Not long after a nine-judge bench of the Supreme Court headed by former Chief Justice of India, J.S. Khehar, unanimously ruled that Right to Privacy is part of Right to Life and Liberty enshrined under Article 21 of the Indian Constitution, reports surfaced that a trial court had ordered an investigation into online job portal Monster.com’s alleged sale of user data to third parties.
Chief Metropolitan Magistrate (CMM) Naresh Kumar Laka reportedly said, “It is common knowledge that when a person applies for a job on the Internet, s/he feeds personal information which includes name, address and mobile number. In my opinion, the said data being personal information cannot be transferred/shared/sold to some third person without the consent of the said person.”
“At the time of entering personal information or data, jobseekers are not aware that the said data can be sold to any third person or that it can be misused. Accordingly, the said ostensible consent of the said applicant/individual cannot be said to be a free, voluntary or informed consent,” Laka said.
Citing the historic Supreme Court judgment, the CMM directed the police to conduct a probe into Monster.com’s alleged sale of user data and nab the culprits who were involved. The CMM went on to say that such fake job rackets were proliferating across the country, and needed to be checked with a firm hand.
Monster.com, on its part, claimed that it had entered into a lawful contract for selling user data. The online jobs’ portal said that it depended on the agreement between job-seekers and itself, terms of which were tantamount to Monster.com taking consent of users for sharing their data.
In a statement issued on its website, Monster.com said, “By registering or by using this site, you explicitly accept, without limitation or qualification, the collection, use and transfer of personal information provided by you in the manner described in this statement. Please read this statement carefully as it affects your rights and liabilities under law. If you do not accept the privacy statement stated herein or disagree with the way we collect and process personal information collected on the website, please do not use it.”
Monster.com released a separate statement which read: “Monster.com is currently awaiting a copy of the court’s order and direction to understand the specifics of this matter. We will fully cooperate with the regulatory authorities and comply with all processes laid down by them to take necessary action against errant parties.”
Monster.com maintained that users, while signing up for its service, gave their consent to the company to collect personal, demographic, behavioral, and indirect information.

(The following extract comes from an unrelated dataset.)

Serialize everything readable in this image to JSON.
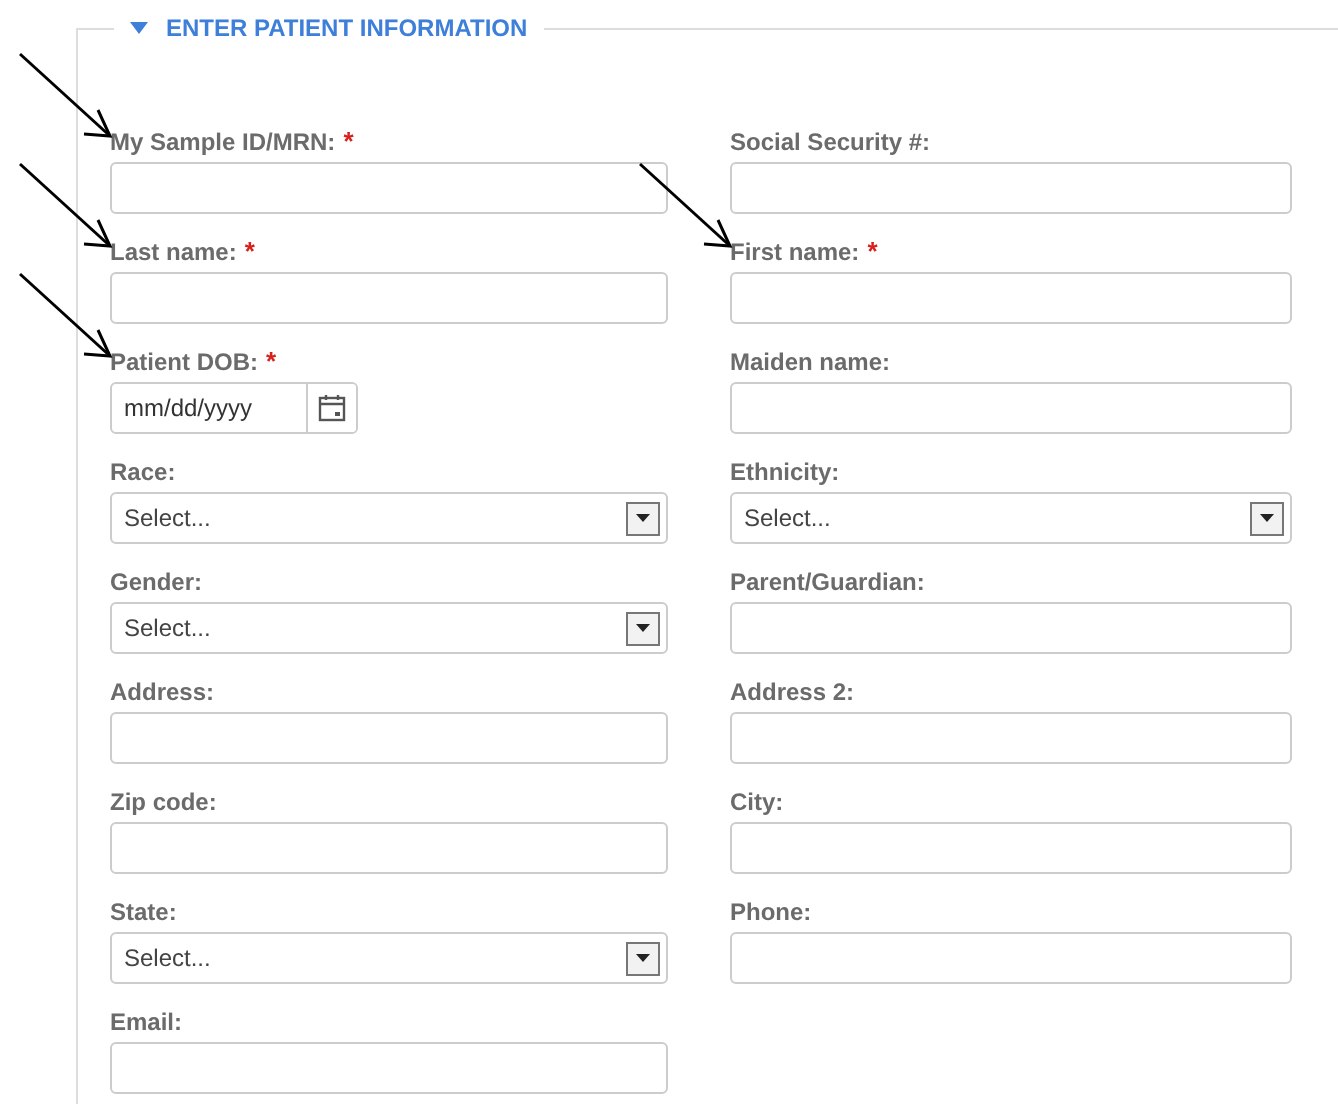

Personal information comprised users’ names, addresses including email addresses, contact information including telephone numbers, and billing information.
Demographic information referred to users’ ZIP or postal code, age, preference, gender, race/ethnicity, occupation, career history, interests and favorites. Whereas behavioral information included how users used the site, areas of the site they visited, services they accessed, and computer hardware and software information.
Popular perception of portals such as Monster.com has so far been that these are authentic repositories of accurate data of users actively looking for jobs. However, the trial court’s order strikes at the very heart of this conception. Not surprisingly, other Internet giants too have been feeling the heat of the court’s decision ever since.
In one of the cases following the trial court’s ruling, the Supreme Court issued notices to Google and Twitter in connection with a PIL filed against them, voicing concerns over privacy of data shared across borders. The petition reportedly stated, “Privacy rules do not apply to body corporates like Facebook, Twitter and Google outside India.
The situation is alarming because Indian arms of these body corporates have stated that they have no control over content/data/information generated from India and pertaining to Indian users. The content, website and data/information generated on facebook.com, twitter.com, and Google.com is controlled by Facebook Inc., Twitter Inc. and Google Inc., respectively, all of which are body corporates outside India exempt from Privacy Rules, 2011.”
When a leading publication quizzed a Bombay High Court lawyer, who specializes in data theft, on the matter, he explained that while data sharing depended on mutual agreements between users and online portals, the latter needed to take permission from users before sharing sensitive data such as financial and health information and passwords. In the event, online portals were sharing such data without an explicit agreement, they were committing data theft as per Section 43(b), read along with Section 66 of the Information Technology Act, 2000. In such cases, users could simultaneously resort to civil and criminal remedies.
Disclaimer – Statements and opinions expressed in this article are those from the editorial and are well researched from various sources. The content in the article is purely informative in nature.